To find the amount of power that the transistor can dissipate, we must first calculate its surface area. The transistor is a cylinder shape with height 0.4 cm and diameter 0.6 cm (radius 0.3 cm). The surface area of a cylinder (ignoring the top and bottom faces) can be calculated using the formula \(A_\mathrm{surf} = 2 \pi r h\), where \(r\) is the radius and \(h\) is the height. $$A_\mathrm{surf} = 2 \pi(0.3 \times 10^{-2} \mathrm{~m})(0.4 \times 10^{-2} \mathrm{~m}) = 7.54 \times 10^{-4} \mathrm{~m}^2$$

Analyze the Heat Transfer Equation

The heat transfer equation states that the rate of heat transfer is a product of the air's heat transfer coefficient, the surface area of the transistor, and the difference in temperature between the air and the transistor.
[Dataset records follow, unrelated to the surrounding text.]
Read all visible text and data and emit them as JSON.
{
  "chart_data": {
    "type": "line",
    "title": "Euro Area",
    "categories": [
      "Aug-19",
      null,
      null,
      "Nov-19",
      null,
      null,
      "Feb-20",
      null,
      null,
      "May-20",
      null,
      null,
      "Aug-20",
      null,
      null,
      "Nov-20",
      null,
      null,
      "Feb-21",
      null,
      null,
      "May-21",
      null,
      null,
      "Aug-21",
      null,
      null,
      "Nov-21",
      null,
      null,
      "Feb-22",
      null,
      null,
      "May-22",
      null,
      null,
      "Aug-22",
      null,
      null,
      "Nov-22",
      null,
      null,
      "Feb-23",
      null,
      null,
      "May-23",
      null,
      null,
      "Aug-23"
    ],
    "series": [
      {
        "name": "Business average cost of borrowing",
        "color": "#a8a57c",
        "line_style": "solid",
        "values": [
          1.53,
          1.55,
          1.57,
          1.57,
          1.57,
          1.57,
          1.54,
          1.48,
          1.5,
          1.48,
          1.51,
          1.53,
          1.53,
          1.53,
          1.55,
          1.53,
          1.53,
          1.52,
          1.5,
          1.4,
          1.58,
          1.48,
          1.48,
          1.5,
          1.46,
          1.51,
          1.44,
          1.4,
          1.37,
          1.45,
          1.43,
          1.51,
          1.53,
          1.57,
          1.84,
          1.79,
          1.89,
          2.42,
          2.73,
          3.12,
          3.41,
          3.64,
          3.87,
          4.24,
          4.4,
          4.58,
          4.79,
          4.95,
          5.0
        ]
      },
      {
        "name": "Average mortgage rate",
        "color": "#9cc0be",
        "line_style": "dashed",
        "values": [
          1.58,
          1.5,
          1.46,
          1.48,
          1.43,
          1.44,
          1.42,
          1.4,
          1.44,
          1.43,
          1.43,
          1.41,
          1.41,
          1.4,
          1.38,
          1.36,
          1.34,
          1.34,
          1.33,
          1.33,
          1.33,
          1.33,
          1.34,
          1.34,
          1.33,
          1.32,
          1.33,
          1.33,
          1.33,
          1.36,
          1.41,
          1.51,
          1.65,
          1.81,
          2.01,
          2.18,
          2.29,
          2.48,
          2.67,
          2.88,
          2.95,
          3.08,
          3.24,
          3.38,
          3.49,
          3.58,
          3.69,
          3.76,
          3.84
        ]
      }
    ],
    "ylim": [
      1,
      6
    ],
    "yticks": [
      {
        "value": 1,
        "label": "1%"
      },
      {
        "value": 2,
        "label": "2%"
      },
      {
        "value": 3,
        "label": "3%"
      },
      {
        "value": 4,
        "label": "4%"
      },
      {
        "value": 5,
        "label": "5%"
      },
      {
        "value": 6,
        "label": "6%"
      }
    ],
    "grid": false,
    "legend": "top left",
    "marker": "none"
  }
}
This relation can be expressed as: $$Q = h A_\mathrm{surf} (T_\mathrm{trans} - T_\mathrm{air})$$

Input Given Values and Solve for Power

Now that we have the surface area of the transistor, we can plug in the given values for the heat transfer coefficient (\(h = 30 \mathrm{~W} / \mathrm{m}^{2} . \mathrm{K}\)), the air temperature (\(T_\mathrm{air} = 55^{\circ}\mathrm{C}\)), and the maximum allowed transistor temperature (\(T_\mathrm{trans}= 70^{\circ}\mathrm{C}\)) into the heat transfer equation and solve for \(Q\), which represents the maximum power the transistor can safely dissipate. $$Q = 30 \mathrm{~W} / \mathrm{m}^{2} . \mathrm{K} \times 7.54 \times 10^{-4} \mathrm{~m}^2 \times (70^{\circ} \mathrm{C} - 55^{\circ} \mathrm{C})$$ $$Q = 30 \mathrm{~W} / \mathrm{m}^{2} . \mathrm{K} \times 7.54 \times 10^{-4} \mathrm{~m}^2 \times 15 \mathrm{K}$$ After performing the calculation, we find the maximum power that the transistor can safely dissipate: $$Q \approx 3.39 \mathrm{W}$$ So, the transistor can safely dissipate a maximum power of approximately 3.39 watts.